İzlenilmesi gereken 5 Filmi…
Kalamar Birliği, “Kaurismäki’nin Dostoyevski’nin dev eserini beyazpardeye, çağımızın Finlandiya’sına taşıdığı ilk uzun metrajlısı Suç ve Ceza – Rikos ja rangaistus’un ardından çektiği ikinci filmi Calamari Union, yönetmenin soğuk mizahla bezeli tarzını ortaya koyduğu ilk yapım olarak da tanımlanabilir. Film, biraz rock’n’roll esintisinin ardından Frank’in siyah gözlüklerini takıp bir odada sigara içerek oturan erkek grubuna neden toplandıklarını açıklamasıyla başlar: Helsinki’nin zor şartlar altında hayatına devam etmeye çalışan işçi sınıfının konumlandığı, kalabalık ve engebeli bölümü olan Kallio’dan, şehrin diğer bir ucuna, atalarının bahsettiği, sokakları geniş ve havası temiz Eira’ya kaçmaları gereklidir.”

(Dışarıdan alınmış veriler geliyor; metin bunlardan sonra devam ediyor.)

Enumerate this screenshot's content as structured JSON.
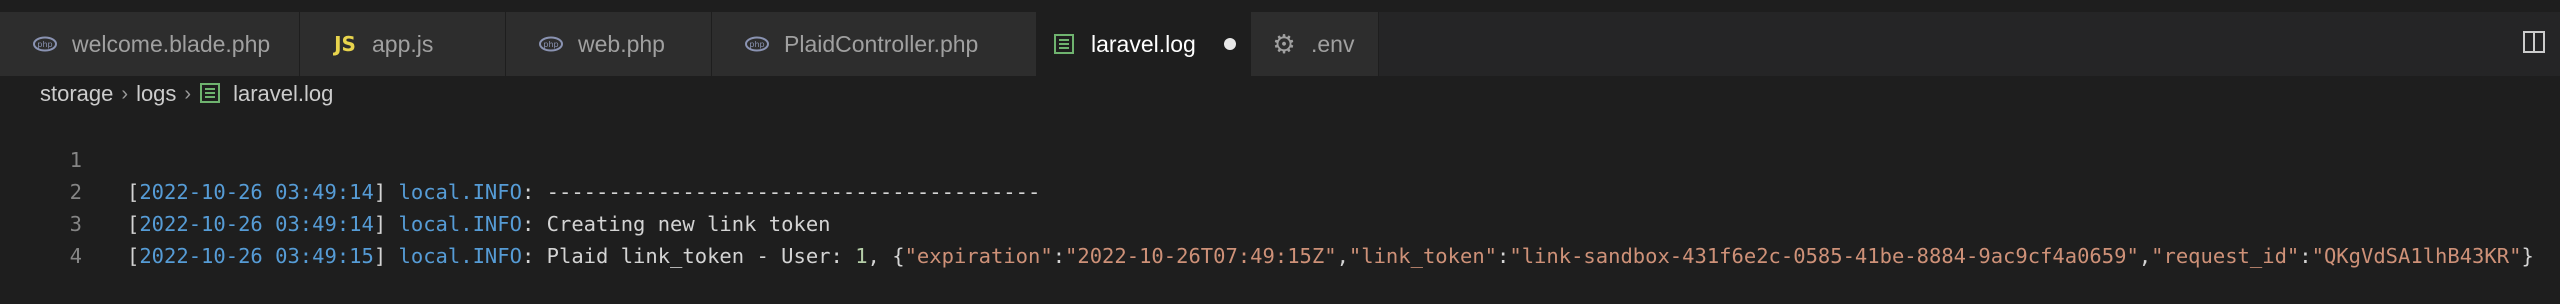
{
  "tabs": [
    {
      "label": "welcome.blade.php",
      "icon": "php-elephant-icon",
      "active": false
    },
    {
      "label": "app.js",
      "icon": "js-icon",
      "active": false
    },
    {
      "label": "web.php",
      "icon": "php-elephant-icon",
      "active": false
    },
    {
      "label": "PlaidController.php",
      "icon": "php-elephant-icon",
      "active": false
    },
    {
      "label": "laravel.log",
      "icon": "log-file-icon",
      "active": true,
      "unsaved": true
    },
    {
      "label": ".env",
      "icon": "gear-icon",
      "active": false
    }
  ],
  "breadcrumb": {
    "items": [
      "storage",
      "logs",
      "laravel.log"
    ]
  },
  "editor": {
    "lines": [
      {
        "number": "1",
        "bracket_open": "[",
        "date": "2022-10-26 03:49:14",
        "bracket_close": "]",
        "level": "local.INFO",
        "message": ": ----------------------------------------"
      },
      {
        "number": "2",
        "bracket_open": "[",
        "date": "2022-10-26 03:49:14",
        "bracket_close": "]",
        "level": "local.INFO",
        "message": ": Creating new link token"
      },
      {
        "number": "3",
        "bracket_open": "[",
        "date": "2022-10-26 03:49:15",
        "bracket_close": "]",
        "level": "local.INFO",
        "message_prefix": ": Plaid link_token - User: ",
        "user_id": "1",
        "after_user": ", {",
        "k1": "\"expiration\"",
        "colon1": ":",
        "v1": "\"2022-10-26T07:49:15Z\"",
        "comma1": ",",
        "k2": "\"link_token\"",
        "colon2": ":",
        "v2": "\"link-sandbox-431f6e2c-0585-41be-8884-9ac9cf4a0659\"",
        "comma2": ",",
        "k3": "\"request_id\"",
        "colon3": ":",
        "v3": "\"QKgVdSA1lhB43KR\"",
        "close": "}"
      },
      {
        "number": "4"
      }
    ]
  },
  "colors": {
    "editor_bg": "#1e1e1e",
    "tabbar_bg": "#252526",
    "keyword_blue": "#569cd6",
    "string_orange": "#ce9178",
    "number_green": "#b5cea8"
  }
}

Leningrad Cowboys Go America, “Sovyetler Birliği toprakları içindeki Sibirya’nın ücra köşelerinde müziği icra etmeye çalışan bir grubun, burada başarılı olmayacaklarını anlayıp “rüyalar ülkesi” ABD’ye gitmelerini konu alır film. Burada çıktıkları turnenin inişli çıkışlı bir seyir göstermesinin üzerinden bir Amerikan rüyası hicvi olarak yorumlanacak anlatı, buna paralel olarak 80’lerin sonunun gelişiyle birlikte SSCB’nin dağılmasıyla sonuçlanan sürece dair de güçlü doneler taşır. “
Kibritçi Kız, “ Proletarya Üçlemesi’nin son halkası olan Tulitikkutehtaan tyttö, merkezine güçlü bir kadın karakteri alıyor. Kaurismäki’nin fetiş oyuncularından Kati Outinen’in canlandırdığı Irıs Rukka, bir kibrit fabrikasında çalışan, bu hayatın getirdiği boğuculukla baş etmeye çalışan bir kadın olarak temsil ediliyor filmin başında. Bu anlarda son derece sempati uyandıran bir karakter olarak ekrana yansıyan Irıs, yaşadığı bir ilişki sonrasında hamile kalmasıyla birlikte hayatının dizginlerini yavaş yavaş eline almaya başlar.”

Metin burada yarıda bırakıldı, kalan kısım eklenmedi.